Limitations & Future Work

  • Human vs. Synthetic gap: There is still a performance gap when comparing training on synthetic versus human feedback.
  • Simple multi-round modeling: Current multi-round logic relies on late fusion. More sophisticated modeling of dialogue states and round dependencies remains future work.
  • Failure modes: ReFocus struggles with complex spatial-logical reasoning (e.g., "outside the shop vs inside"). Visual similarity alone can still lead the model towards incorrect distractor segments.

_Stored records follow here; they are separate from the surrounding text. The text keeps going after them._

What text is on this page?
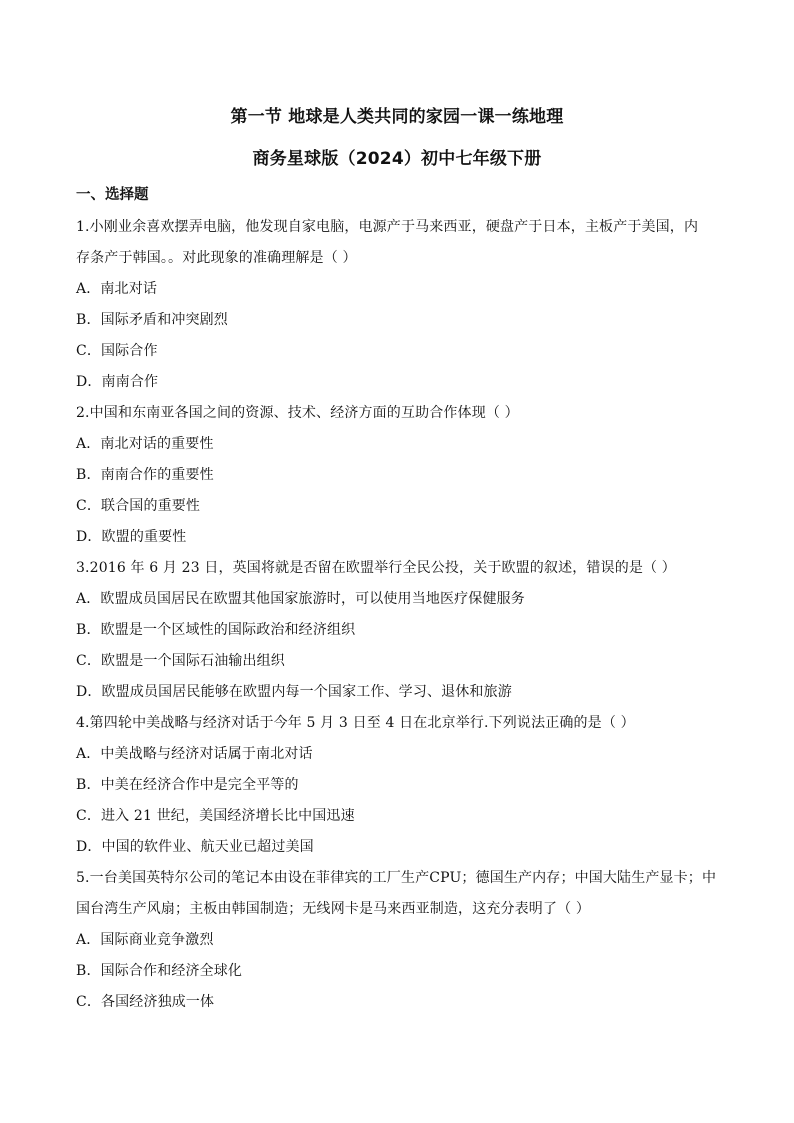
第一节 地球是人类共同的家园一课一练地理
商务星球版（2024）初中七年级下册
一、选择题
1.小刚业余喜欢摆弄电脑，他发现自家电脑，电源产于马来西亚，硬盘产于日本，主板产于美国，内
存条产于韩国。。对此现象的准确理解是（ ）
A．南北对话
B．国际矛盾和冲突剧烈
C．国际合作
D．南南合作
2.中国和东南亚各国之间的资源、技术、经济方面的互助合作体现（ ）
A．南北对话的重要性
B．南南合作的重要性
C．联合国的重要性
D．欧盟的重要性
3.2016 年 6 月 23 日，英国将就是否留在欧盟举行全民公投，关于欧盟的叙述，错误的是（ ）
A．欧盟成员国居民在欧盟其他国家旅游时，可以使用当地医疗保健服务
B．欧盟是一个区域性的国际政治和经济组织
C．欧盟是一个国际石油输出组织
D．欧盟成员国居民能够在欧盟内每一个国家工作、学习、退休和旅游
4.第四轮中美战略与经济对话于今年 5 月 3 日至 4 日在北京举行.下列说法正确的是（ ）
A．中美战略与经济对话属于南北对话
B．中美在经济合作中是完全平等的
C．进入 21 世纪，美国经济增长比中国迅速
D．中国的软件业、航天业已超过美国
5.一台美国英特尔公司的笔记本由设在菲律宾的工厂生产CPU；德国生产内存；中国大陆生产显卡；中
国台湾生产风扇；主板由韩国制造；无线网卡是马来西亚制造，这充分表明了（ ）
A．国际商业竞争激烈
B．国际合作和经济全球化
C．各国经济独成一体
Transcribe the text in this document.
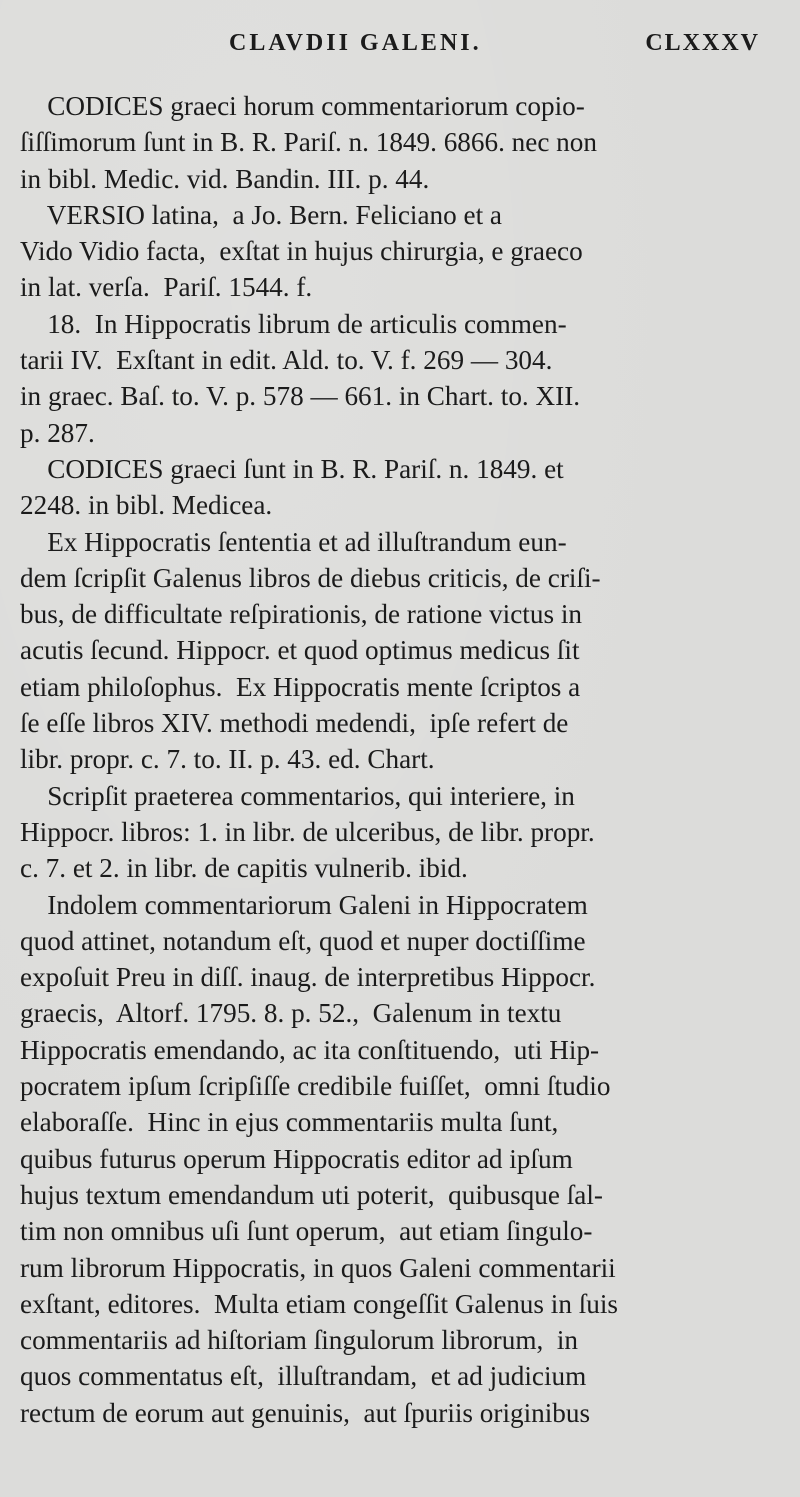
CLAVDII GALENI.	CLXXXV
CODICES graeci horum commentariorum copio-
ſiſſimorum ſunt in B. R. Pariſ. n. 1849. 6866. nec non
in bibl. Medic. vid. Bandin. III. p. 44.
VERSIO latina,  a Jo. Bern. Feliciano et a
Vido Vidio facta,  exſtat in hujus chirurgia, e graeco
in lat. verſa.  Pariſ. 1544. f.
18.  In Hippocratis librum de articulis commen-
tarii IV.  Exſtant in edit. Ald. to. V. f. 269 — 304.
in graec. Baſ. to. V. p. 578 — 661. in Chart. to. XII.
p. 287.
CODICES graeci ſunt in B. R. Pariſ. n. 1849. et
2248. in bibl. Medicea.
Ex Hippocratis ſententia et ad illuſtrandum eun-
dem ſcripſit Galenus libros de diebus criticis, de criſi-
bus, de difficultate reſpirationis, de ratione victus in
acutis ſecund. Hippocr. et quod optimus medicus ſit
etiam philoſophus.  Ex Hippocratis mente ſcriptos a
ſe eſſe libros XIV. methodi medendi,  ipſe refert de
libr. propr. c. 7. to. II. p. 43. ed. Chart.
Scripſit praeterea commentarios, qui interiere, in
Hippocr. libros: 1. in libr. de ulceribus, de libr. propr.
c. 7. et 2. in libr. de capitis vulnerib. ibid.
Indolem commentariorum Galeni in Hippocratem
quod attinet, notandum eſt, quod et nuper doctiſſime
expoſuit Preu in diſſ. inaug. de interpretibus Hippocr.
graecis,  Altorf. 1795. 8. p. 52.,  Galenum in textu
Hippocratis emendando, ac ita conſtituendo,  uti Hip-
pocratem ipſum ſcripſiſſe credibile fuiſſet,  omni ſtudio
elaboraſſe.  Hinc in ejus commentariis multa ſunt,
quibus futurus operum Hippocratis editor ad ipſum
hujus textum emendandum uti poterit,  quibusque ſal-
tim non omnibus uſi ſunt operum,  aut etiam ſingulo-
rum librorum Hippocratis, in quos Galeni commentarii
exſtant, editores.  Multa etiam congeſſit Galenus in ſuis
commentariis ad hiſtoriam ſingulorum librorum,  in
quos commentatus eſt,  illuſtrandam,  et ad judicium
rectum de eorum aut genuinis,  aut ſpuriis originibus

  • Dependency on external encoders: Pseudo-label quality is bounded by the LVLM descriptions and the EgoVideo encoder; noise in these components limits the potential of FALM.

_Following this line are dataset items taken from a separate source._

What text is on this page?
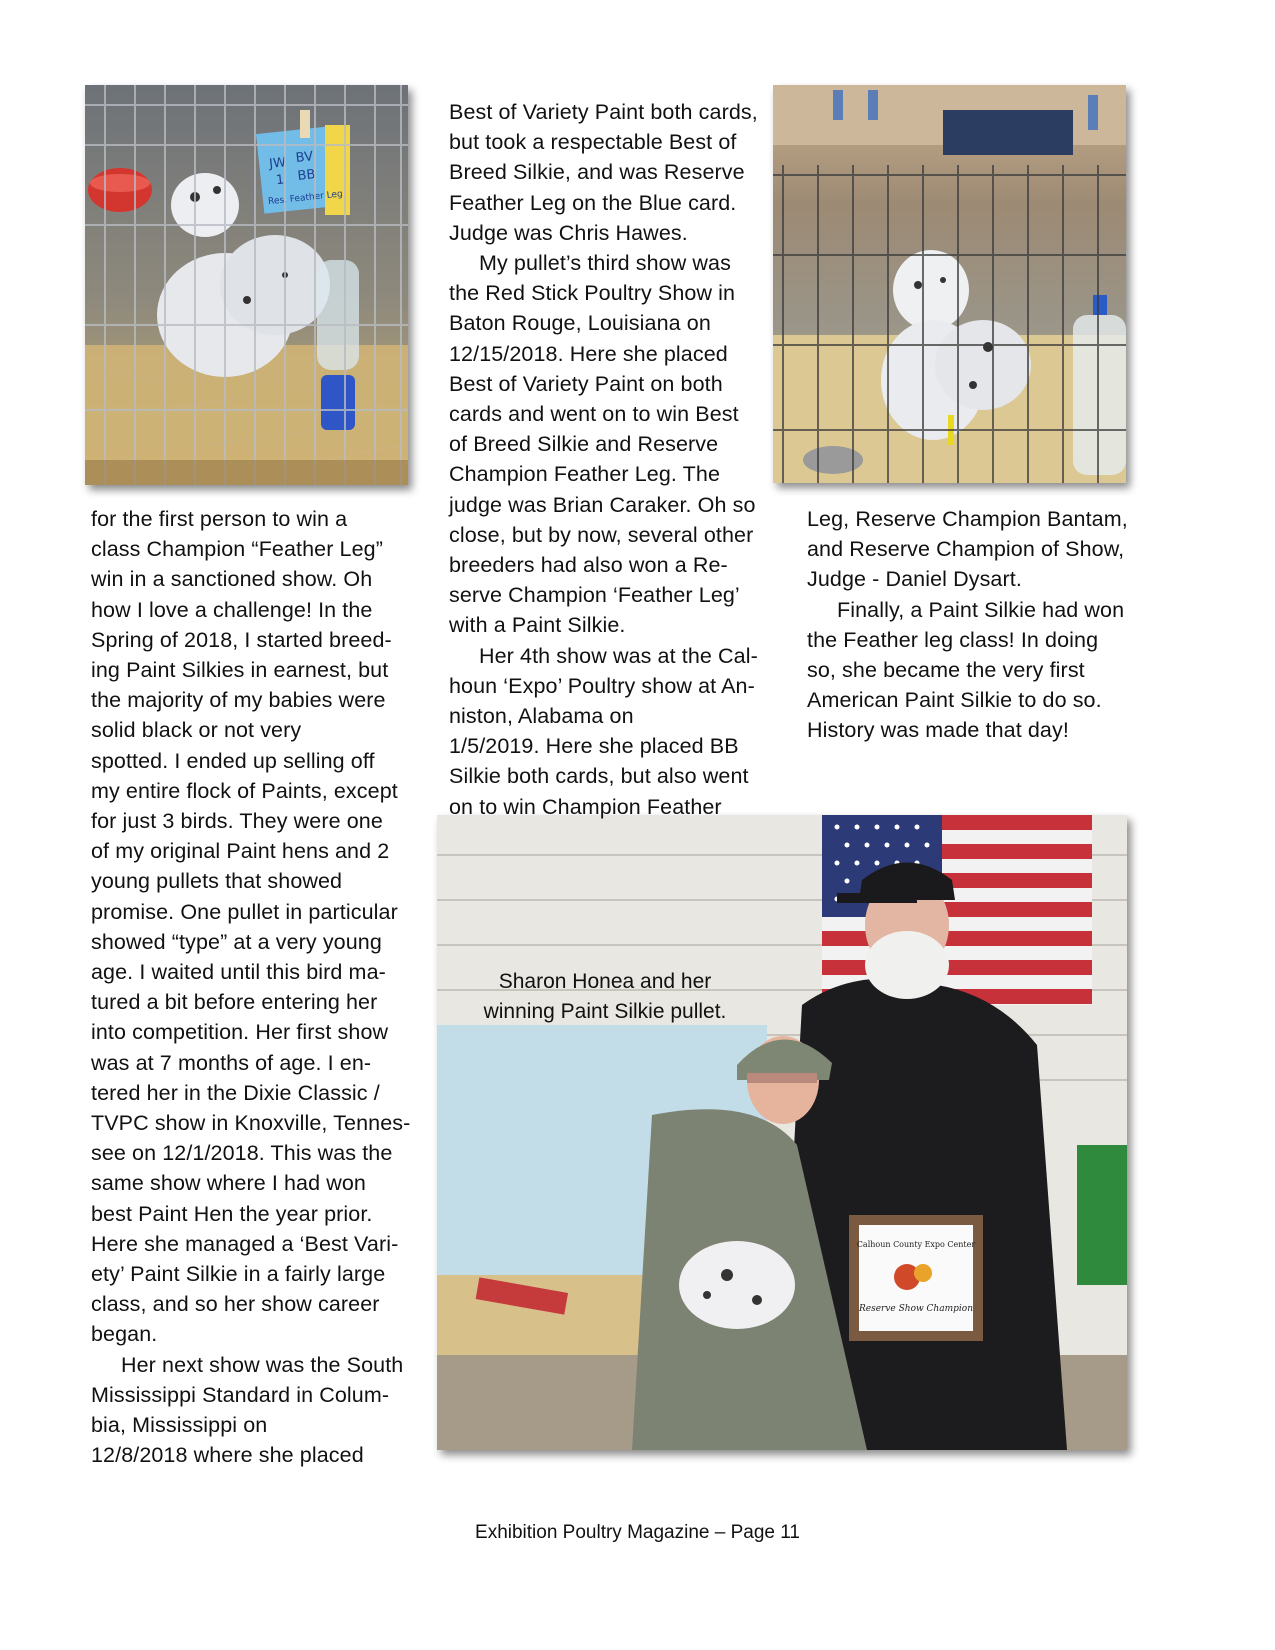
JW BV
1 BB
Res. Feather Leg
Calhoun County Expo Center
Reserve Show Champion
Sharon Honea and her
winning Paint Silkie pullet.
for the first person to win a
class Champion “Feather Leg”
win in a sanctioned show. Oh
how I love a challenge! In the
Spring of 2018, I started breed-
ing Paint Silkies in earnest, but
the majority of my babies were
solid black or not very
spotted. I ended up selling off
my entire flock of Paints, except
for just 3 birds. They were one
of my original Paint hens and 2
young pullets that showed
promise. One pullet in particular
showed “type” at a very young
age. I waited until this bird ma-
tured a bit before entering her
into competition. Her first show
was at 7 months of age. I en-
tered her in the Dixie Classic /
TVPC show in Knoxville, Tennes-
see on 12/1/2018. This was the
same show where I had won
best Paint Hen the year prior.
Here she managed a ‘Best Vari-
ety’ Paint Silkie in a fairly large
class, and so her show career
began.
Her next show was the South
Mississippi Standard in Colum-
bia, Mississippi on
12/8/2018 where she placed
Best of Variety Paint both cards,
but took a respectable Best of
Breed Silkie, and was Reserve
Feather Leg on the Blue card.
Judge was Chris Hawes.
My pullet’s third show was
the Red Stick Poultry Show in
Baton Rouge, Louisiana on
12/15/2018. Here she placed
Best of Variety Paint on both
cards and went on to win Best
of Breed Silkie and Reserve
Champion Feather Leg. The
judge was Brian Caraker. Oh so
close, but by now, several other
breeders had also won a Re-
serve Champion ‘Feather Leg’
with a Paint Silkie.
Her 4th show was at the Cal-
houn ‘Expo’ Poultry show at An-
niston, Alabama on
1/5/2019. Here she placed BB
Silkie both cards, but also went
on to win Champion Feather
Leg, Reserve Champion Bantam,
and Reserve Champion of Show,
Judge - Daniel Dysart.
Finally, a Paint Silkie had won
the Feather leg class! In doing
so, she became the very first
American Paint Silkie to do so.
History was made that day!
Exhibition Poultry Magazine – Page 11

  • vs One-shot EM-NLQ (GroundNLQ / OSGNet): These treat queries as fixed inputs. ReFocus adds interactive refinement while keeping original efficiency.

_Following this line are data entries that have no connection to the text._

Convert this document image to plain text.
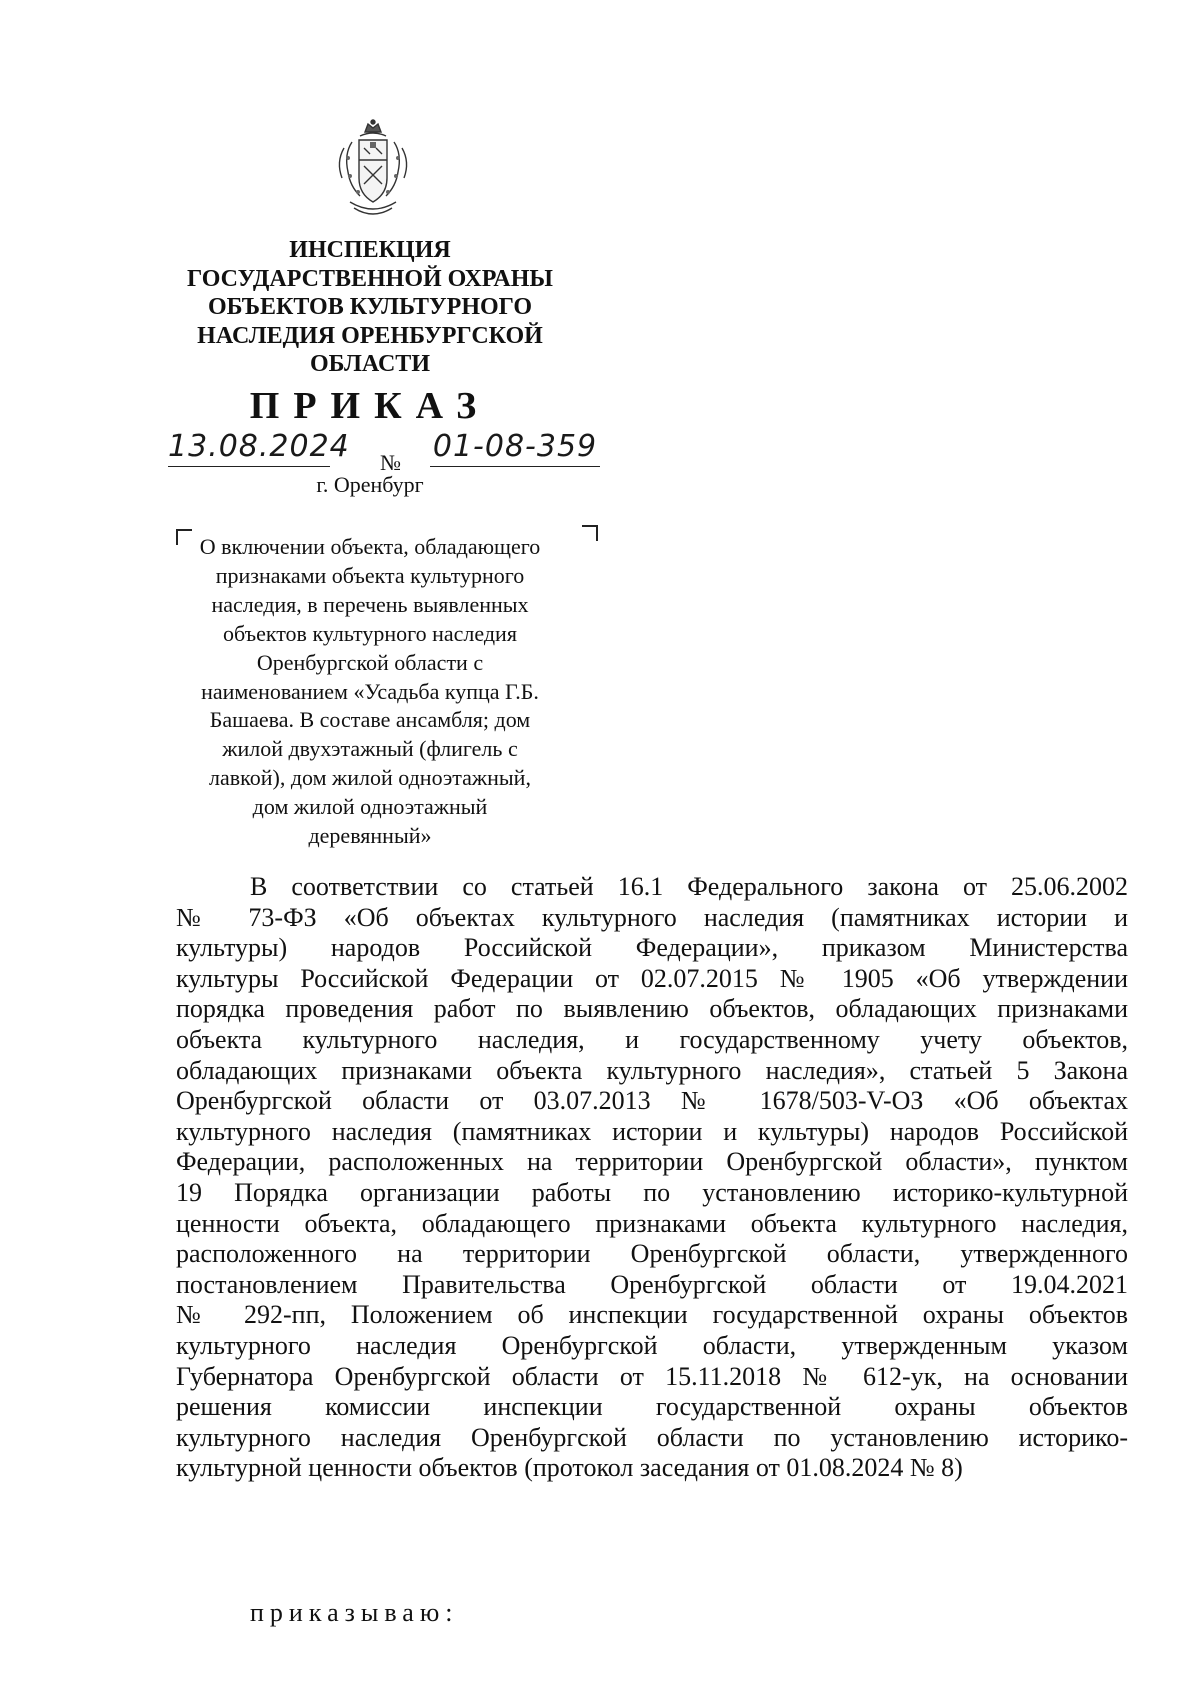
ИНСПЕКЦИЯ
ГОСУДАРСТВЕННОЙ ОХРАНЫ
ОБЪЕКТОВ КУЛЬТУРНОГО
НАСЛЕДИЯ ОРЕНБУРГСКОЙ
ОБЛАСТИ
ПРИКАЗ
13.08.2024 № 01-08-359
г. Оренбург
О включении объекта, обладающего
признаками объекта культурного
наследия, в перечень выявленных
объектов культурного наследия
Оренбургской области с
наименованием «Усадьба купца Г.Б.
Башаева. В составе ансамбля; дом
жилой двухэтажный (флигель с
лавкой), дом жилой одноэтажный,
дом жилой одноэтажный
деревянный»
В соответствии со статьей 16.1 Федерального закона от 25.06.2002
№ 73-ФЗ «Об объектах культурного наследия (памятниках истории и
культуры) народов Российской Федерации», приказом Министерства
культуры Российской Федерации от 02.07.2015 № 1905 «Об утверждении
порядка проведения работ по выявлению объектов, обладающих признаками
объекта культурного наследия, и государственному учету объектов,
обладающих признаками объекта культурного наследия», статьей 5 Закона
Оренбургской области от 03.07.2013 № 1678/503-V-ОЗ «Об объектах
культурного наследия (памятниках истории и культуры) народов Российской
Федерации, расположенных на территории Оренбургской области», пунктом
19 Порядка организации работы по установлению историко-культурной
ценности объекта, обладающего признаками объекта культурного наследия,
расположенного на территории Оренбургской области, утвержденного
постановлением Правительства Оренбургской области от 19.04.2021
№ 292-пп, Положением об инспекции государственной охраны объектов
культурного наследия Оренбургской области, утвержденным указом
Губернатора Оренбургской области от 15.11.2018 № 612-ук, на основании
решения комиссии инспекции государственной охраны объектов
культурного наследия Оренбургской области по установлению историко-
культурной ценности объектов (протокол заседания от 01.08.2024 № 8)
приказываю:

  • vs LVLM Grounding (TimeChat / UniTime): These rely on the LLM itself for timestamps, which is heavy and experimental data suggests they fail to utilize feedback effectively.
  • vs Other Feedback Modalities: ReFocus provides the most natural language-based interface while systematically decomposing feedback into learnable directional signals.

Rating

  • Novelty: ⭐⭐⭐⭐⭐ First systematic introduction of interactive feedback to EM-NLQ with a complete framework.
  • Experimental Thoroughness: ⭐⭐⭐⭐ Multi-benchmark, multi-model, cross-dataset, and human comparisons.
  • Writing Quality: ⭐⭐⭐⭐ Clear task definition, methodology steps, and supervision strategy.
  • Value: ⭐⭐⭐⭐ Highly practical for on-device egocentric episodic memory.